Gartner BPM: Why and How Allianz Uses BPM, Tim Rolfing

The second half of Lomardi’s vendor session is a presentation by Tim Rolfing, IT Director of Allianz of America Shared Services on how they use (Lombardi’s) BPM. Allianz Life is a 3000-person life insurance organization that’s part of the huge Allianz group of companies.

Their initial drivers for BPM date from 2005:

  • The ability to scale efficiently, based on projected increases in premiums and employees.
  • Leveraging common processes, since they had a number of duplicate functions due in part to their growth through acquisitions. They also had 500-700 systems that were in use throughout their organization that needed to be rationalized.
  • Need for transparency into operations, both to have a view of the end-to-end processes in order to look for areas of process improvement, and for real-time operational process monitoring.
  • Employee job enrichment, by automating some of the routine tasks done by people, thereby allowing people to focus on customer-centric activities. This also allowed the human-facing tasks to be done anywhere in the world, certainly a bonus for a company that’s part of a global organization.
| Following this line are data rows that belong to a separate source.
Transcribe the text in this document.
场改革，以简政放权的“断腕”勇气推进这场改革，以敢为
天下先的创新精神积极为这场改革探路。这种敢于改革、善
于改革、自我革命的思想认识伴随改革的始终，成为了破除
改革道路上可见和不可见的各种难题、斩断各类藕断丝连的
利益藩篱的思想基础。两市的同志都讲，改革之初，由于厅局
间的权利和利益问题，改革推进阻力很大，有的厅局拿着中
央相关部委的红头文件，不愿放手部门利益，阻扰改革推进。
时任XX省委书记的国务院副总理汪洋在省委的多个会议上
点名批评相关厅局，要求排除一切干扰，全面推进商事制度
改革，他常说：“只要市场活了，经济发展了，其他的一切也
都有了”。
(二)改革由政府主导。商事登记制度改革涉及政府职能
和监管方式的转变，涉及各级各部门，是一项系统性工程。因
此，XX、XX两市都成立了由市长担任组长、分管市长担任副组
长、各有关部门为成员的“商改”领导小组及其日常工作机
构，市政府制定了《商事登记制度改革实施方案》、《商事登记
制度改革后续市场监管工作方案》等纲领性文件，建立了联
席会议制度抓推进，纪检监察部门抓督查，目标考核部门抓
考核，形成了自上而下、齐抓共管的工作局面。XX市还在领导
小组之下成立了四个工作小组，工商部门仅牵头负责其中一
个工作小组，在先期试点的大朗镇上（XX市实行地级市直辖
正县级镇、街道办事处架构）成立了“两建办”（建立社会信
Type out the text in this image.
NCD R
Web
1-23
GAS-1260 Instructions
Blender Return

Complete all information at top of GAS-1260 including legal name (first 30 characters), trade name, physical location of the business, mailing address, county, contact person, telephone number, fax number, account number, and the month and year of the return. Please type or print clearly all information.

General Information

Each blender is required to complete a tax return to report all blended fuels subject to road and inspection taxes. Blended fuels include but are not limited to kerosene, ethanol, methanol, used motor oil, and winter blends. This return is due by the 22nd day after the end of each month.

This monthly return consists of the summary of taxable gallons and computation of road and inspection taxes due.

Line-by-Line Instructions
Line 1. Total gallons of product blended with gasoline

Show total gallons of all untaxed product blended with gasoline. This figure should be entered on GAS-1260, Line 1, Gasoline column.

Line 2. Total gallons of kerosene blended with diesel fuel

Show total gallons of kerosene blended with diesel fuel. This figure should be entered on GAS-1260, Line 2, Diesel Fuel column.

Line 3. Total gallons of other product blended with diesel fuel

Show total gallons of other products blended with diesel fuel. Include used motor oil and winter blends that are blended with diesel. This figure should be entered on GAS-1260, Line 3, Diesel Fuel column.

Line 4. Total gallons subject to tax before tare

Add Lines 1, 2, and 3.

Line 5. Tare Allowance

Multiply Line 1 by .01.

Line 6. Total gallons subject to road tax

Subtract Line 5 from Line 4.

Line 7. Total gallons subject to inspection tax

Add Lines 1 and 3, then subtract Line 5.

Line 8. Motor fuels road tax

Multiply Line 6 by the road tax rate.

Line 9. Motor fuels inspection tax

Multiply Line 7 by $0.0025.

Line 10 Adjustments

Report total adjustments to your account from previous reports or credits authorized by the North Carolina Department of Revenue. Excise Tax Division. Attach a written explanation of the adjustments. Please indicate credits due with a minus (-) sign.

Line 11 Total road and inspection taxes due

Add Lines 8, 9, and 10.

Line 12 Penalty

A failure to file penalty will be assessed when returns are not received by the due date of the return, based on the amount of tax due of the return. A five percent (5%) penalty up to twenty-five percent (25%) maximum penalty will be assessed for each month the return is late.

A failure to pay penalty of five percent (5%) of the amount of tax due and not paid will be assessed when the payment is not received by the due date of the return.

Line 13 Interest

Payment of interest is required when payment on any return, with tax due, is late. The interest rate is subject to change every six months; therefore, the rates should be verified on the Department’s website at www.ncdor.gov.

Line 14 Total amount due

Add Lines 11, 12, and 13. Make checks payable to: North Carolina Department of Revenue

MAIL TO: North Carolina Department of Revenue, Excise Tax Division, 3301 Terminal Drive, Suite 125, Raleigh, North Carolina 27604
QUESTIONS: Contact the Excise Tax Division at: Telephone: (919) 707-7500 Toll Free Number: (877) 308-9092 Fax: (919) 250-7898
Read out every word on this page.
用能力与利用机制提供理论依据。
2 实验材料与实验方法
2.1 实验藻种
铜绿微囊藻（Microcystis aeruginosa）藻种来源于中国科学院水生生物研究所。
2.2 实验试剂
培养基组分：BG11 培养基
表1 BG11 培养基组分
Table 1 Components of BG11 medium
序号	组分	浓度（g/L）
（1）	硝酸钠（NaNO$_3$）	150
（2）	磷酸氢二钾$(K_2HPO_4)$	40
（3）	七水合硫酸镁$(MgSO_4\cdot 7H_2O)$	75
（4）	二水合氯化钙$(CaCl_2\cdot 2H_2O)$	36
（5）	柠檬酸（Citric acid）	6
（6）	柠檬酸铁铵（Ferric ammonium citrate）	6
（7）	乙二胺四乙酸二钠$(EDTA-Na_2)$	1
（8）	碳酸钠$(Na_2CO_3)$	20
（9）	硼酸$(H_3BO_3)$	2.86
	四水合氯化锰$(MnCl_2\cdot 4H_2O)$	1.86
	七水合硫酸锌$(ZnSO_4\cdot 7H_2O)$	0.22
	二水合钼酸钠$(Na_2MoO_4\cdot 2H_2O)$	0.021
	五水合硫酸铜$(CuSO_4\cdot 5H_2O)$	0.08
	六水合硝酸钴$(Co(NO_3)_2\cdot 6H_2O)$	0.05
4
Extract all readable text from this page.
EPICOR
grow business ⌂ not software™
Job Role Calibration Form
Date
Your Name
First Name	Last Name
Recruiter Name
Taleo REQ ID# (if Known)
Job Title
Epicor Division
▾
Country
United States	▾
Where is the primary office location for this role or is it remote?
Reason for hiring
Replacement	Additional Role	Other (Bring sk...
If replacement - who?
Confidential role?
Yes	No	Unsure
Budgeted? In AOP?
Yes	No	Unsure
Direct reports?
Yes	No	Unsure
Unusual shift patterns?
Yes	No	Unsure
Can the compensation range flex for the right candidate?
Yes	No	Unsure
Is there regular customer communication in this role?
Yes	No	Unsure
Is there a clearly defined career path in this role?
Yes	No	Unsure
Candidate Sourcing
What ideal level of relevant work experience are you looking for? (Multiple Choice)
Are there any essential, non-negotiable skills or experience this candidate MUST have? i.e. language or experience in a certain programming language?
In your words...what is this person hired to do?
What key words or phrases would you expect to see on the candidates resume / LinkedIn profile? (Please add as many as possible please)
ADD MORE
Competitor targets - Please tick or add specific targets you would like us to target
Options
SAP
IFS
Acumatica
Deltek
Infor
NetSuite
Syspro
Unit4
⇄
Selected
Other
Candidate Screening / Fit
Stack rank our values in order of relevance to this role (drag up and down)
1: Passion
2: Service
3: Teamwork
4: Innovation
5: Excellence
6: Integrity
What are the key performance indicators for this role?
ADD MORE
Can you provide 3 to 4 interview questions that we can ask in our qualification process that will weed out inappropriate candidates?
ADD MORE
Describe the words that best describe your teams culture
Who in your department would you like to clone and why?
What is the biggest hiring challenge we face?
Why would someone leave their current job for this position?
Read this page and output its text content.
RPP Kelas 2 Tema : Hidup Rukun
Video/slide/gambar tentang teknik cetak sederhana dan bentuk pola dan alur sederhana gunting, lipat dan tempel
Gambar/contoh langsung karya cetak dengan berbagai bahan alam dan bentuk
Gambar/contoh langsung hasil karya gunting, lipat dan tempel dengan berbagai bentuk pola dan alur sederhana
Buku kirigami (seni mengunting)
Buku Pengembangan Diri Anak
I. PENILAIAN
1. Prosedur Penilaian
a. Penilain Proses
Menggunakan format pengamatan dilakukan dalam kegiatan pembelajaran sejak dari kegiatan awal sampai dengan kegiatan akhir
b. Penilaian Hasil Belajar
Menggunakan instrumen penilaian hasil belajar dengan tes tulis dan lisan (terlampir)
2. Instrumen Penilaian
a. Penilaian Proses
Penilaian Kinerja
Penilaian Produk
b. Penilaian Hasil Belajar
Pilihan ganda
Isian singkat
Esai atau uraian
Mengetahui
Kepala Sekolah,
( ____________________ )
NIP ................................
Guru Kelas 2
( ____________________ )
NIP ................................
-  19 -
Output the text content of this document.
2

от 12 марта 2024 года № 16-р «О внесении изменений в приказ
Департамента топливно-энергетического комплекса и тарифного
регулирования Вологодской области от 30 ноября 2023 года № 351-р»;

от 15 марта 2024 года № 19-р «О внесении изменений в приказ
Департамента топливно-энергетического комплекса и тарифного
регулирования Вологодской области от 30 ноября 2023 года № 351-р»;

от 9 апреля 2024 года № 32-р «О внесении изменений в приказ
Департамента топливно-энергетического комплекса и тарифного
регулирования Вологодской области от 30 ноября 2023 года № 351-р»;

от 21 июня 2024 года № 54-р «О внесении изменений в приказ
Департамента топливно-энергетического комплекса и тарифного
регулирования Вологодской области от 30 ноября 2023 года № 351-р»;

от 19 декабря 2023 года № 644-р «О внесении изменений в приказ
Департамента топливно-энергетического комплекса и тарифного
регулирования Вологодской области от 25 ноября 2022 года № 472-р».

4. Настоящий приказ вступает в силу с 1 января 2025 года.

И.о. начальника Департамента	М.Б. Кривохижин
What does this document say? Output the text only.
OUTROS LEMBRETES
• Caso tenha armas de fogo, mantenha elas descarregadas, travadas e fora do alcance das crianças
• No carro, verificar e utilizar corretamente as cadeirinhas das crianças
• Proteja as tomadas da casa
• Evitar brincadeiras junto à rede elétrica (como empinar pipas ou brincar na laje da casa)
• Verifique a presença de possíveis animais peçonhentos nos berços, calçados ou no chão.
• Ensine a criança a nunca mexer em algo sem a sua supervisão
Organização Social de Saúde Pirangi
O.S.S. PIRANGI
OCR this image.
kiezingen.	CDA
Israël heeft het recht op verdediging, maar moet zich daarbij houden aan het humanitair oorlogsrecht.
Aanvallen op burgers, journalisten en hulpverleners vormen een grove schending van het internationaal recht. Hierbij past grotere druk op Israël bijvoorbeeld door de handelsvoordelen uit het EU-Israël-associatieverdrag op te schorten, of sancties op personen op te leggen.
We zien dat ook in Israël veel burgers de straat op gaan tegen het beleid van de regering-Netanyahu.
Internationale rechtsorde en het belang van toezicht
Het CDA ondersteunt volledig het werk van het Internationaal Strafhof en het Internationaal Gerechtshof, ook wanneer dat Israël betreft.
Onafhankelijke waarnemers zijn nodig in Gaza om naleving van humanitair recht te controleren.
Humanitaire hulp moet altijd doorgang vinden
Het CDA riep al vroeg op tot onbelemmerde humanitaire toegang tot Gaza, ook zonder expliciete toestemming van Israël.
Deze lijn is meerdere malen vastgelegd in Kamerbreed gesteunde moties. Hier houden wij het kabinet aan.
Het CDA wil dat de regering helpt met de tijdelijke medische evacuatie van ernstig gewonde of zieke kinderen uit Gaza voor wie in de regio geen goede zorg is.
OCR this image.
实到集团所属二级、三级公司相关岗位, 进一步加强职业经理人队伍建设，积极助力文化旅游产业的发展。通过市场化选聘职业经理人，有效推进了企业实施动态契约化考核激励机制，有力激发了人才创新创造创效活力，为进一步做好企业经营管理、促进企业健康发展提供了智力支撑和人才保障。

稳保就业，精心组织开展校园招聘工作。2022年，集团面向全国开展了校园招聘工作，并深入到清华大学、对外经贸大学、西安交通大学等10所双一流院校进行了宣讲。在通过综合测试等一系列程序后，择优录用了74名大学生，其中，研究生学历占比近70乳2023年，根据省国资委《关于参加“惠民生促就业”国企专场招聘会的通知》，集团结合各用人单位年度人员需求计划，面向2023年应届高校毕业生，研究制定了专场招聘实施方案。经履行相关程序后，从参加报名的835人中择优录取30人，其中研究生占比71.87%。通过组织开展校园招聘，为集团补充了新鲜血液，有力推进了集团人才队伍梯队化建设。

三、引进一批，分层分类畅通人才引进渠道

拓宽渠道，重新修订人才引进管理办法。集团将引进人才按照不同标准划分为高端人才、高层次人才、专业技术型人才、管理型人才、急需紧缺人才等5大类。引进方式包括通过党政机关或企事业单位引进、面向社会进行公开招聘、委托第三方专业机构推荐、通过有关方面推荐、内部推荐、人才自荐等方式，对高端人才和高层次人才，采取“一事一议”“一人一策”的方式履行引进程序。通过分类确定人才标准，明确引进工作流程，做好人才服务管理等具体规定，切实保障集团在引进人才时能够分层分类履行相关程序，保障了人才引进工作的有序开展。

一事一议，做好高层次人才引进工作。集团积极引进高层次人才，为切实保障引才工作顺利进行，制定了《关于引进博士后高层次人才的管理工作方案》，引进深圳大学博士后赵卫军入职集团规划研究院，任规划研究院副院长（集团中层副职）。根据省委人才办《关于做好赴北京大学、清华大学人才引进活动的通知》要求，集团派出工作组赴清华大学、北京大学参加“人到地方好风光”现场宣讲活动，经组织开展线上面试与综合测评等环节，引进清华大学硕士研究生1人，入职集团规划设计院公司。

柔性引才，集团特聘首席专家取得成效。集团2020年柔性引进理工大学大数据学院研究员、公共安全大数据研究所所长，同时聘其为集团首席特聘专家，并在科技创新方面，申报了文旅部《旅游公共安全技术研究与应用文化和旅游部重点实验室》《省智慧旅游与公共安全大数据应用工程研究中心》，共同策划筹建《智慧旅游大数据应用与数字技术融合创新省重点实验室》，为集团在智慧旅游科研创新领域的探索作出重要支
They’ve implemented an impressive number of processes in a short time:

  • Securities application processing
  • Money processing for applying premiums
  • Life insurance underwriting
  • Survey response tracking
  • New (insurance) product implementation, which improved the cycle time to implement a new product from over 50 days to 12 days, and removes IT from the critical path
  • Application document search, sort and prioritization within specialty queues to allow SLAs for specific applications to be met; failure to meet the SLAs can result in financial penalities
  • Service recovery and customer complaint handling, including some historical analytics to determine if these have detectable patterns, such as product or broker

They have a number of other ones lined up for implementation in 2008

He ended with some lessons for success:

  • Look for small processes with significant impact
  • Plan for a deployment time frame of no more than 60-90 days
  • Keep the first pilot project simple
  • Follow an iterative methodology rather than trying to boil the ocean in the first version

They keep the BPM project teams small, and have found a great deal of improved efficiency through their implementations. They have a BPM center of excellence that they use to train the business side. The technical teams have done the Lombardi technical training, and found that the week-long training was adequate for their needs. He wouldn’t talk openly about their vendor selection process, but stated that there were significant differences between BPM products. The business owns the process and maps it down to a specific level of detail (in Blueprint, I believe) before turning it over to IT who “move it over to the BPM tool” — presumably, they’re using Blueprint for modeling by the business, which still requires export/import to get to Lombardi’s TeamWorks execution environment, so round-tripping would definitely be impacted.

As an aside, I really wish that Gartner did a better job of publishing presentation on their website, since there’s material from this (and other) presentations that I’d like to review in the future. They don’t seem to publish any of the presentations from the vendor sessions, even those by customers, and half of the regular session presentations are also missing from the site (and presumably the CD in our conference pack) as of today.